Regulatory Decision Summary for Ultomiris

After evaluation of the submitted data package, Health Canada authorized Ultomiris (ravulizumab) for the treatment of adult patients with neuromyelitis optica spectrum disorder (NMOSD) who are anti-aquaporin-4 (AQP4) antibody-positive. Ultomiris has been authorized in Canada since 2019. It is currently authorized for the treatment of adult and pediatric paroxysmal nocturnal hemoglobinuria, as well as for the treatment of adult and pediatric atypical hemolytic uremic syndrome and for generalized myasthenia gravis in adults.

Authorization was based on one phase 3, single-arm, open-label, multicentre study in adult patients with NMOSD. A total of 58 patients with NMOSD were exposed to Ultomiris, with a median (min, max) study duration of 73.50 (13.7, 117.7) weeks. The assessment of efficacy was based on a comparison with an external historical placebo group. This approach was considered acceptable. The primary efficacy endpoint was the time to first adjudicated on-trial relapse and relapse risk reduction. The primary endpoint was met, all patients on Ultomiris were relapse-free at the end of the Primary Treatment Period (versus 63.2% of placebo-treated patients).

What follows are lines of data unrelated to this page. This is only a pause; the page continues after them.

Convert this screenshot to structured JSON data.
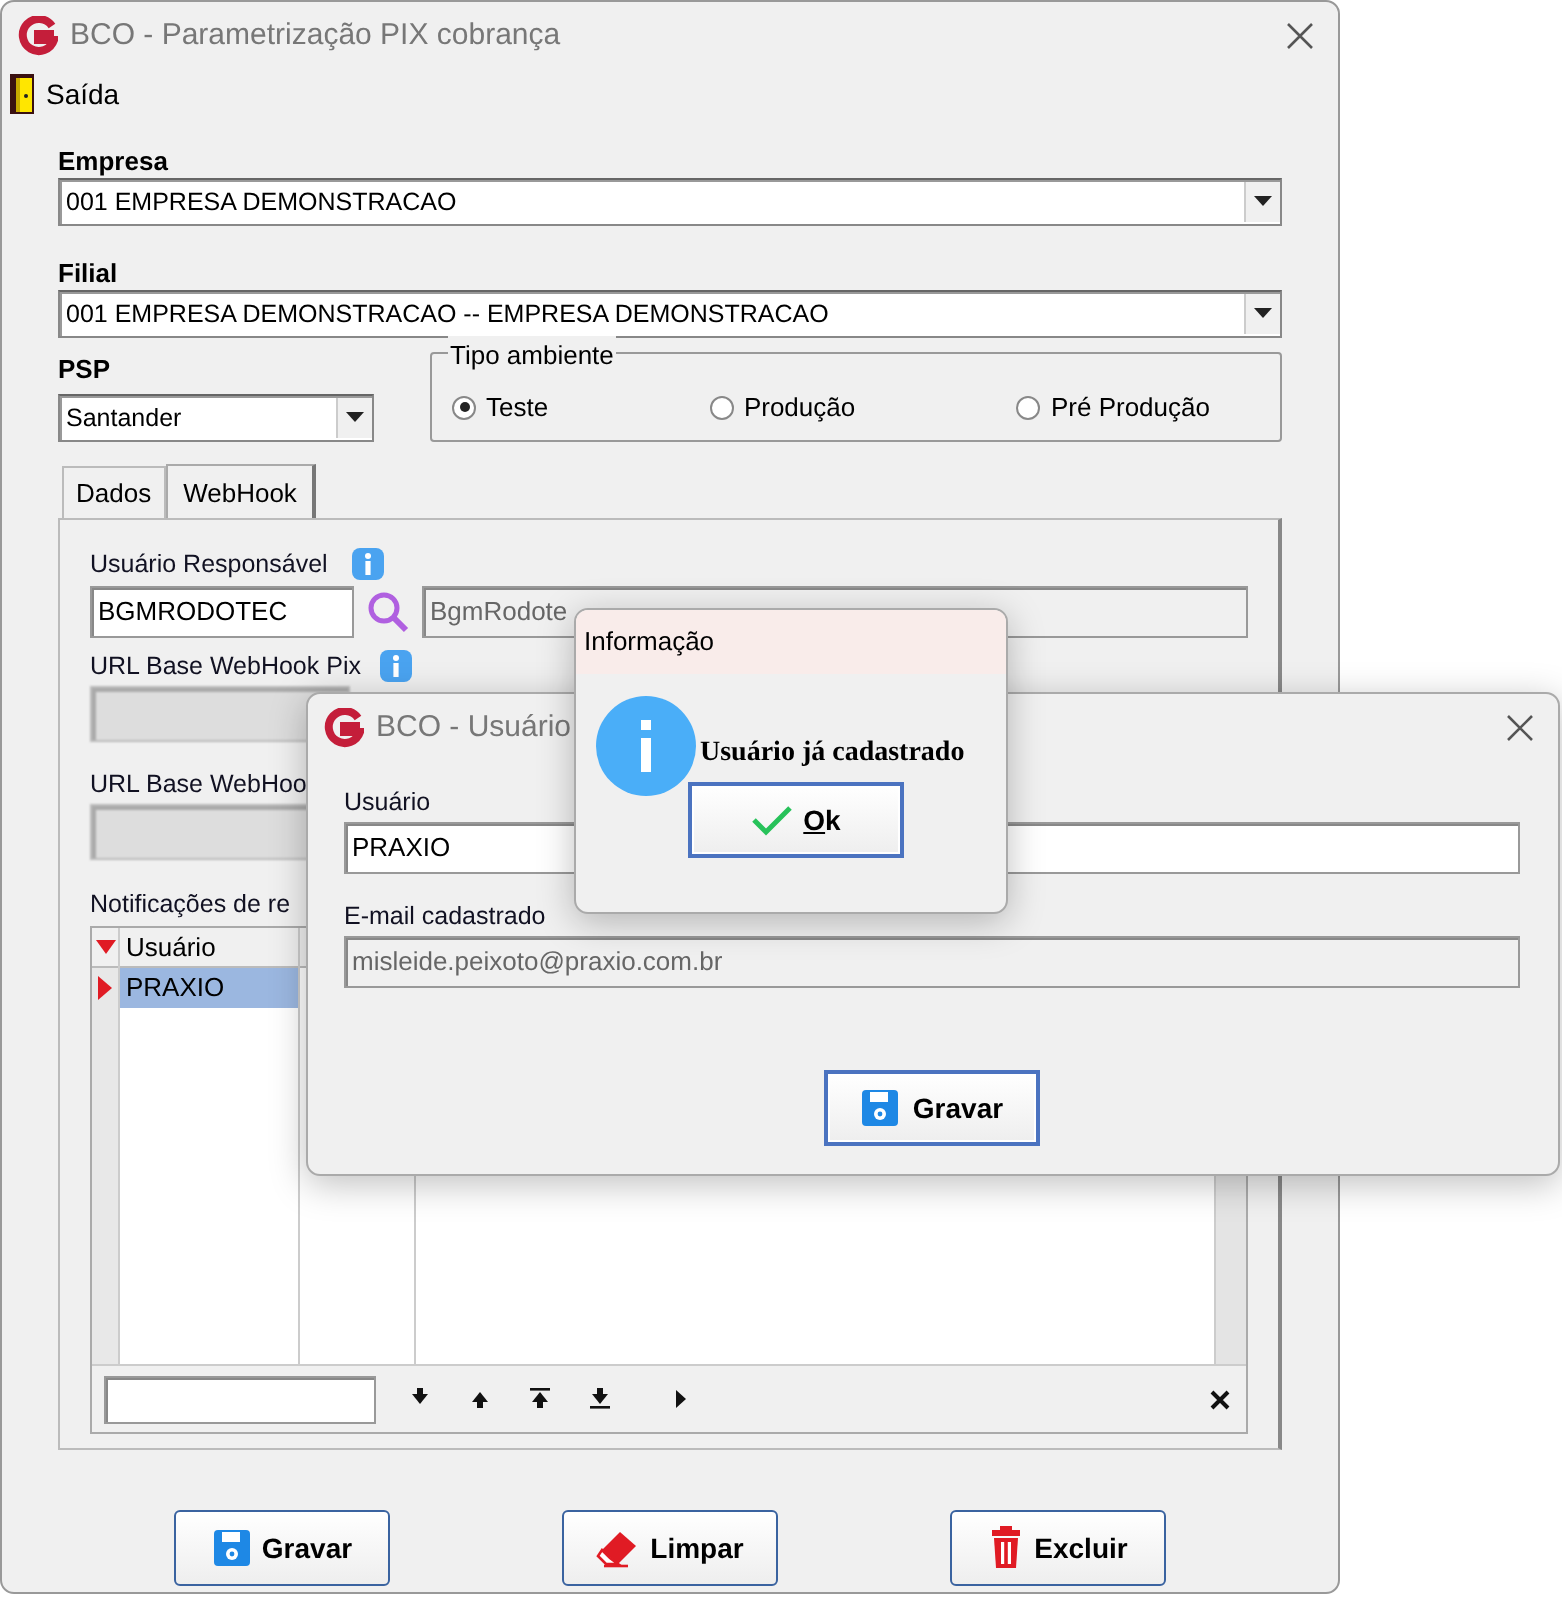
{
  "window": {
    "title": "BCO - Parametrização PIX cobrança"
  },
  "menu": [
    {
      "label": "Saída"
    }
  ],
  "empresa": {
    "label": "Empresa",
    "value": "001 EMPRESA DEMONSTRACAO"
  },
  "filial": {
    "label": "Filial",
    "value": "001 EMPRESA DEMONSTRACAO -- EMPRESA DEMONSTRACAO"
  },
  "psp": {
    "label": "PSP",
    "value": "Santander"
  },
  "tipo_ambiente": {
    "label": "Tipo ambiente",
    "options": [
      {
        "label": "Teste",
        "selected": true
      },
      {
        "label": "Produção",
        "selected": false
      },
      {
        "label": "Pré Produção",
        "selected": false
      }
    ]
  },
  "tabs": [
    {
      "label": "Dados",
      "selected": false
    },
    {
      "label": "WebHook",
      "selected": true
    }
  ],
  "webhook": {
    "usuario_responsavel": {
      "label": "Usuário Responsável",
      "code": "BGMRODOTEC",
      "name": "BgmRodote"
    },
    "url_pix": {
      "label": "URL Base WebHook Pix"
    },
    "url_2": {
      "label": "URL Base WebHoo"
    },
    "notificacoes": {
      "label": "Notificações de re",
      "columns": [
        "Usuário"
      ],
      "rows": [
        {
          "usuario": "PRAXIO",
          "selected": true
        }
      ]
    }
  },
  "buttons": [
    {
      "label": "Gravar",
      "kind": "save"
    },
    {
      "label": "Limpar",
      "kind": "clear"
    },
    {
      "label": "Excluir",
      "kind": "delete"
    }
  ],
  "user_dialog": {
    "title": "BCO - Usuário",
    "fields": [
      {
        "label": "Usuário",
        "value": "PRAXIO",
        "disabled": false
      },
      {
        "label": "E-mail cadastrado",
        "value": "misleide.peixoto@praxio.com.br",
        "disabled": true
      }
    ],
    "button": {
      "label": "Gravar",
      "kind": "save"
    }
  },
  "message_box": {
    "title": "Informação",
    "message": "Usuário já cadastrado",
    "button": {
      "label": "Ok"
    }
  }
}
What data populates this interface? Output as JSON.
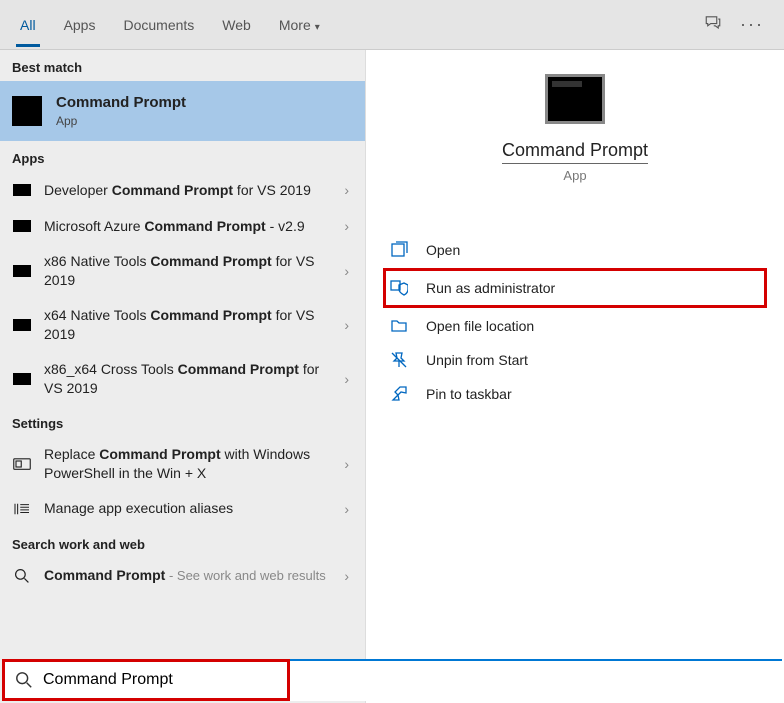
{
  "tabs": {
    "all": "All",
    "apps": "Apps",
    "documents": "Documents",
    "web": "Web",
    "more": "More"
  },
  "sections": {
    "best": "Best match",
    "apps": "Apps",
    "settings": "Settings",
    "searchweb": "Search work and web"
  },
  "best": {
    "title": "Command Prompt",
    "sub": "App"
  },
  "apps": [
    {
      "pre": "Developer ",
      "hl": "Command Prompt",
      "post": " for VS 2019"
    },
    {
      "pre": "Microsoft Azure ",
      "hl": "Command Prompt",
      "post": " - v2.9"
    },
    {
      "pre": "x86 Native Tools ",
      "hl": "Command Prompt",
      "post": " for VS 2019"
    },
    {
      "pre": "x64 Native Tools ",
      "hl": "Command Prompt",
      "post": " for VS 2019"
    },
    {
      "pre": "x86_x64 Cross Tools ",
      "hl": "Command Prompt",
      "post": " for VS 2019"
    }
  ],
  "settings": [
    {
      "pre": "Replace ",
      "hl": "Command Prompt",
      "post": " with Windows PowerShell in the Win + X"
    },
    {
      "pre": "Manage app execution aliases",
      "hl": "",
      "post": ""
    }
  ],
  "web": {
    "pre": "",
    "hl": "Command Prompt",
    "post": "",
    "hint": " - See work and web results"
  },
  "detail": {
    "title": "Command Prompt",
    "sub": "App"
  },
  "actions": {
    "open": "Open",
    "admin": "Run as administrator",
    "loc": "Open file location",
    "unpin": "Unpin from Start",
    "pin": "Pin to taskbar"
  },
  "search": {
    "value": "Command Prompt"
  }
}
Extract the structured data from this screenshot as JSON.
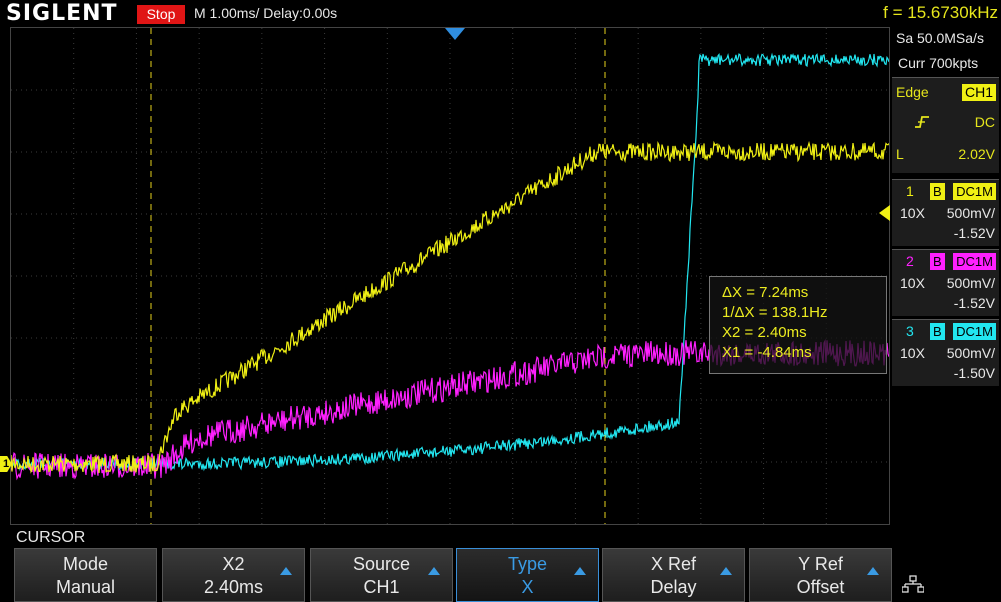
{
  "header": {
    "brand": "SIGLENT",
    "run_state": "Stop",
    "timebase": "M 1.00ms/ Delay:0.00s",
    "frequency": "f = 15.6730kHz"
  },
  "acquisition": {
    "sample_rate": "Sa 50.0MSa/s",
    "memory": "Curr 700kpts"
  },
  "trigger": {
    "type": "Edge",
    "source": "CH1",
    "slope_icon": "rising-edge-icon",
    "coupling": "DC",
    "level_label": "L",
    "level": "2.02V"
  },
  "channels": [
    {
      "num": "1",
      "bw": "B",
      "coupling": "DC1M",
      "probe": "10X",
      "scale": "500mV/",
      "offset": "-1.52V",
      "color": "#f0f014"
    },
    {
      "num": "2",
      "bw": "B",
      "coupling": "DC1M",
      "probe": "10X",
      "scale": "500mV/",
      "offset": "-1.52V",
      "color": "#ff20ff"
    },
    {
      "num": "3",
      "bw": "B",
      "coupling": "DC1M",
      "probe": "10X",
      "scale": "500mV/",
      "offset": "-1.50V",
      "color": "#22e6f0"
    }
  ],
  "cursor_readout": {
    "dx": "ΔX = 7.24ms",
    "inv_dx": "1/ΔX = 138.1Hz",
    "x2": "X2 = 2.40ms",
    "x1": "X1 = -4.84ms"
  },
  "ground_marker": "1",
  "menu": {
    "title": "CURSOR",
    "items": [
      {
        "label": "Mode",
        "value": "Manual",
        "arrow": false
      },
      {
        "label": "X2",
        "value": "2.40ms",
        "arrow": true
      },
      {
        "label": "Source",
        "value": "CH1",
        "arrow": true
      },
      {
        "label": "Type",
        "value": "X",
        "arrow": true
      },
      {
        "label": "X Ref",
        "value": "Delay",
        "arrow": true
      },
      {
        "label": "Y Ref",
        "value": "Offset",
        "arrow": true
      }
    ],
    "network_icon": "network-icon"
  }
}
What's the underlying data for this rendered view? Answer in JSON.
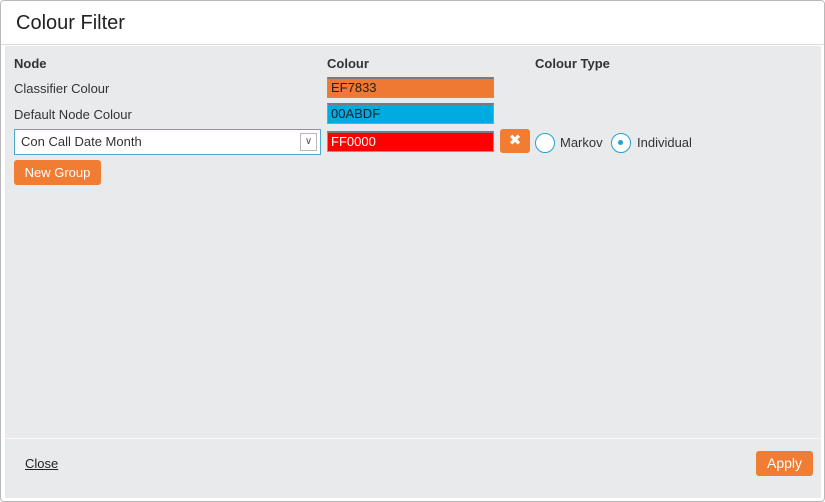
{
  "dialog": {
    "title": "Colour Filter"
  },
  "columns": {
    "node": "Node",
    "colour": "Colour",
    "colour_type": "Colour Type"
  },
  "rows": [
    {
      "label": "Classifier Colour",
      "hex": "EF7833",
      "color": "#EF7833"
    },
    {
      "label": "Default Node Colour",
      "hex": "00ABDF",
      "color": "#00ABDF"
    }
  ],
  "group": {
    "selected": "Con Call Date Month",
    "hex": "FF0000",
    "color": "#FF0000",
    "delete_icon": "✖",
    "radios": [
      {
        "label": "Markov",
        "checked": false
      },
      {
        "label": "Individual",
        "checked": true
      }
    ]
  },
  "buttons": {
    "new_group": "New Group",
    "close": "Close",
    "apply": "Apply"
  },
  "colors": {
    "accent": "#F07D33",
    "radio": "#22A2D0"
  }
}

The most common adverse reactions (ADRs) reported in at least 10% of patients were: COVID-19 (24.1%), headache (24.1%), back pain (12.1%), arthralgia (10.3%), and urinary tract infection (10.3%). These findings are consistent with the previously authorized indications for Ultomiris. The most notable risk for Ultomiris is an increased susceptibility to meningococcal infections. This is labelled in a Serious Warnings and Precautions box in the Canadian Product Monograph. Overall, the benefit-risk profile of Ultomiris used in the treatment of adult patients with neuromyelitis optica spectrum disorder (NMOSD) who are anti-aquaporin-4 (AQP4) antibody-positive was deemed favorable.